"The '80s was a time of renewed interest in bedrock American ideals founded in rugged individualism, entrepreneurism, and invention. The decades of essential spiritual growth America had gone through from the '60s up to the early '80s was coming to its close, and a new time of reclaiming the American psyche had begun. Allegorical symbols such as the face lift given to the beloved Statue of Liberty practically represented our own process as a nation of "growing up" into liberty and equality while ..."
The '80s was a time of renewed interest in bedrock American ideals founded in rugged individualism, entrepreneurism, and invention. The decades of essential spiritual growth America had gone through from the '60s up to the early '80s was coming to its close, and a new time of reclaiming the American psyche had begun. Allegorical symbols such as the face lift given to the beloved Statue of Liberty practically represented our own process as a nation of "growing up" into liberty and equality while recapturing the pride of our past, while iconic symbols such as the Space Shuttle fueled our imaginations, represented our ingenuity, and gave us a certain optimism for our future. Up until the tragic Space Shuttle Challenger disaster of 1986, practically everyone's eyes, ears, and minds were focused on the Space Shuttle program.
This game was the first Space Shuttle Simulator, and though it was developed in the passing years for other consoles of the time, the Atari 2600 adaptation was the first, and overall, my favorite. Despite the fact that it was developed for a console system as limited as the Atari 2600 was, the attempt to implement most of the details prevalent in a Space Shuttle mission was largely successful.

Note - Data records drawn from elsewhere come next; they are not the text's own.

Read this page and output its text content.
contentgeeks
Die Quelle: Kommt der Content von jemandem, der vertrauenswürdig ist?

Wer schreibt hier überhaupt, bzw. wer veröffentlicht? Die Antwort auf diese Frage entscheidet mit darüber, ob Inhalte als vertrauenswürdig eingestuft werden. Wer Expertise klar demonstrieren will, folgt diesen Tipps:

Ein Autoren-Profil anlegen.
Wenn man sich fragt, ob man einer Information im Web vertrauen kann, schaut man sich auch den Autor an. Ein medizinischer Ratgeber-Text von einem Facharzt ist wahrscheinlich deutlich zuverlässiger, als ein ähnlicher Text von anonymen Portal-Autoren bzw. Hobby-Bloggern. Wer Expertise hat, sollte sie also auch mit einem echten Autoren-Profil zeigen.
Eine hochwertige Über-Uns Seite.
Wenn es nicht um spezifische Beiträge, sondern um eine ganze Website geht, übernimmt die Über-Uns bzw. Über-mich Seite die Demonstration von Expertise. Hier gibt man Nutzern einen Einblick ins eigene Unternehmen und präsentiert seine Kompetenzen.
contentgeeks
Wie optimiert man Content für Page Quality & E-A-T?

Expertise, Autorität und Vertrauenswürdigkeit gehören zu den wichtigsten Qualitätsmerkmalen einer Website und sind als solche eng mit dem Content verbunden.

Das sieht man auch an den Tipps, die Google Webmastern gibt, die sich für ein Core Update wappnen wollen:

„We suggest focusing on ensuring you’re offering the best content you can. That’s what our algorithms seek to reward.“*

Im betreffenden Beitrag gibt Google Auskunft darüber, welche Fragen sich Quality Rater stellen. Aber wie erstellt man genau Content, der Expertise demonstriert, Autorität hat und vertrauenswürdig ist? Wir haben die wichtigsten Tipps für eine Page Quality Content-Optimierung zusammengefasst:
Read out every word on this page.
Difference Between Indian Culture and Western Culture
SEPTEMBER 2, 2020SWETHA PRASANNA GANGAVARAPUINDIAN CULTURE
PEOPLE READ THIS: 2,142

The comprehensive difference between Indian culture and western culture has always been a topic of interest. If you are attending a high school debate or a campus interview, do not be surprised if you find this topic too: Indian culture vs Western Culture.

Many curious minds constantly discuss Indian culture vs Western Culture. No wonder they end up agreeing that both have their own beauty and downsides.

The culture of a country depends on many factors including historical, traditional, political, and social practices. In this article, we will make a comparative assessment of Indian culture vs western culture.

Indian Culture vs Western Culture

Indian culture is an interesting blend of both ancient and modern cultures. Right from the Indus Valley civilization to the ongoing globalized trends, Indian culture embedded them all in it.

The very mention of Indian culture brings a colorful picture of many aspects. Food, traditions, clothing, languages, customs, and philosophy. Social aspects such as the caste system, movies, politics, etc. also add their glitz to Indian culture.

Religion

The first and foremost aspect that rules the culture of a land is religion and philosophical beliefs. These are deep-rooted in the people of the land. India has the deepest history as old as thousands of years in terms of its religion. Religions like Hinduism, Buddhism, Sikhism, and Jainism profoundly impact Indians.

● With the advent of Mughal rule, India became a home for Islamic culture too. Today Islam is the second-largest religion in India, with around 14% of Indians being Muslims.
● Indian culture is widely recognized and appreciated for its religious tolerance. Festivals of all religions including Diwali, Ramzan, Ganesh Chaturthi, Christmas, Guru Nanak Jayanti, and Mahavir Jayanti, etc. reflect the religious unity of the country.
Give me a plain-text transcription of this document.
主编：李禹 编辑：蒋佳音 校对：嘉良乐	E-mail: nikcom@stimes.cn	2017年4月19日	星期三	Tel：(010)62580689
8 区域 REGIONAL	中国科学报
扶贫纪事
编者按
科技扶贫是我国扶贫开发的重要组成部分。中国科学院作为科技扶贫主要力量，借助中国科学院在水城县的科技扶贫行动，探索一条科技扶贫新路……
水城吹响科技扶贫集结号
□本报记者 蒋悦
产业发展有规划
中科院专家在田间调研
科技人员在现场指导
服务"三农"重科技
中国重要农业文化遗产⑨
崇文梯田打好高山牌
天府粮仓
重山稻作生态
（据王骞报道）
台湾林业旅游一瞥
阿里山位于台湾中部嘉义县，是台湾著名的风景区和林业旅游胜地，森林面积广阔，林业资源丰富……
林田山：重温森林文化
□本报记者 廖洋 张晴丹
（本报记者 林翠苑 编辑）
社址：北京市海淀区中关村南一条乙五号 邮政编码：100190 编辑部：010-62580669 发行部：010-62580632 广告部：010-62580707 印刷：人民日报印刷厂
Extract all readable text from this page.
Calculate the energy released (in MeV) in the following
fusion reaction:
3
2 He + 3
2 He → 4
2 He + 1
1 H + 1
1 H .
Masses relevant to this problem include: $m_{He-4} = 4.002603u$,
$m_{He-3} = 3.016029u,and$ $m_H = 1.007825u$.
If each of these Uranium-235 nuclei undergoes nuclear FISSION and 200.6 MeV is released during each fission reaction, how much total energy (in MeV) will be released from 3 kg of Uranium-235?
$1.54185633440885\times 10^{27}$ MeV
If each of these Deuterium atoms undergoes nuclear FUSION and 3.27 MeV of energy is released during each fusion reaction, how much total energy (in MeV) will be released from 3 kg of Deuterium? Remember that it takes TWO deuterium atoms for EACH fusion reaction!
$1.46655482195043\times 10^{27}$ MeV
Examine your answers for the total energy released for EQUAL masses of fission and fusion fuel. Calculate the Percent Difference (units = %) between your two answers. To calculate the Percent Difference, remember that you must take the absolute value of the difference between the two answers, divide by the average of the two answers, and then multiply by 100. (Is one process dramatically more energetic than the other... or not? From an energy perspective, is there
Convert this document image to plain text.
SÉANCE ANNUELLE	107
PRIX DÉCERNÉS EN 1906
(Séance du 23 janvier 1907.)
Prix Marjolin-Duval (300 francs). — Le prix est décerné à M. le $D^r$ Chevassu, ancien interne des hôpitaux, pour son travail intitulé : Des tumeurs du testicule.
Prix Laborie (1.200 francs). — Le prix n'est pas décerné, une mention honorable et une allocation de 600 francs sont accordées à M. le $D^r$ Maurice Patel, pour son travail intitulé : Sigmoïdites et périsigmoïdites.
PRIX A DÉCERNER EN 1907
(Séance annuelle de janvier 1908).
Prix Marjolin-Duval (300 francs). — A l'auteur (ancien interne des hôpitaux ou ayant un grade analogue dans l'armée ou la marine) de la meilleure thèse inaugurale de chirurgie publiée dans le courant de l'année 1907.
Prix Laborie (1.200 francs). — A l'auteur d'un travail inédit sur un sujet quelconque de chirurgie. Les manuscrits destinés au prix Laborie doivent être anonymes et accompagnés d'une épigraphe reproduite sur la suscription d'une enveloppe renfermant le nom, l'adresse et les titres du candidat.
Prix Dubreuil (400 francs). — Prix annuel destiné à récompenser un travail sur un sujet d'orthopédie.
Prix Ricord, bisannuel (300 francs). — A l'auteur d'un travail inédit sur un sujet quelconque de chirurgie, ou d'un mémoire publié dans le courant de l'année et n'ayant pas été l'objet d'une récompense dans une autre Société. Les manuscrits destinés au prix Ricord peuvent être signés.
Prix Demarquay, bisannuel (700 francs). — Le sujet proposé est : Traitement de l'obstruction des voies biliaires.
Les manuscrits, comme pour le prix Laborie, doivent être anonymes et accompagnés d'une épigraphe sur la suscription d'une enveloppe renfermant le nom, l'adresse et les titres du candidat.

A choice of missions is presented, described in detail in a very thick manual that came with the game. Each mission represents a simulation of an actual Space Shuttle mission, each taken to an unexpected degree of complexity, requiring the player/pilot to master more complex controls and learn more skilled piloting practices as he goes along.
The player will have to master these controls to manage launching and landing gear, primary and secondary engines, opening and closing cargo doors, etc, to go through the entire Shuttle mission process. This process will include flight preparations, launch, stabilizing the orbit, orbital mechanics, docking with a satellite, deorbit burn, reentry, and finally a safe landing. This makes the game into a game of skill, effort, vigilance, patience, timing, and even luck. It's a training session for potential astronauts everywhere. The joystick controller is used to manipulate the control panel, but also in use are the console panel switches, for which cardboard overlays are provided to mark each one appropriately. As you can imagine, these missions take a lot of time and effort, and can only really be mastered over multiple attempts. This adds a sense of realistic complexity that one would imagine is involved in operating a Space Shuttle, and though it does at least at first make it seem like a game of trial and error, it also makes it into a game of ultimate accomplishment.
In terms of graphics and sound, this game is the best work ever done on the Atari 2600 console. The bottom half of the screen consists of a visual instrument panel with most of the important readings that map to the Space Shuttle's own instrument panel. The instrument panel monitors a host of important figures, including remaining fuel, X and Y access, micro X and Y axis, "rendezvous" signals, etc. The top half of the screen is a split window to the outside world with graphic space simulation that pushes the limits of the system. The screen genuinely attempts, and with some success, to allow the player to experience everything from space exploration and earth orbit matting, to rough launch and re-entry burn. Sound effects are carefully crafted from the available system power, and carefully mapped to their corresponding visuals, to make as realistic an experience as possible.
This is both one of my favorite titles available for the Atari 2600, and is hands-down the most ambitious game made for any system of the time. Activision hired a well known software developer, Steve Kitchen, to develop this game. He worked closely with NASA to make the most realistic flight simulator possible, and it literally broke gaming boundaries of the day. The result of their effort is perhaps the first ever honest-to-goodness realistic space shuttle simulator in history. More than that, it stands as a testament to how much a good game developer can accomplish on an extremely limited system.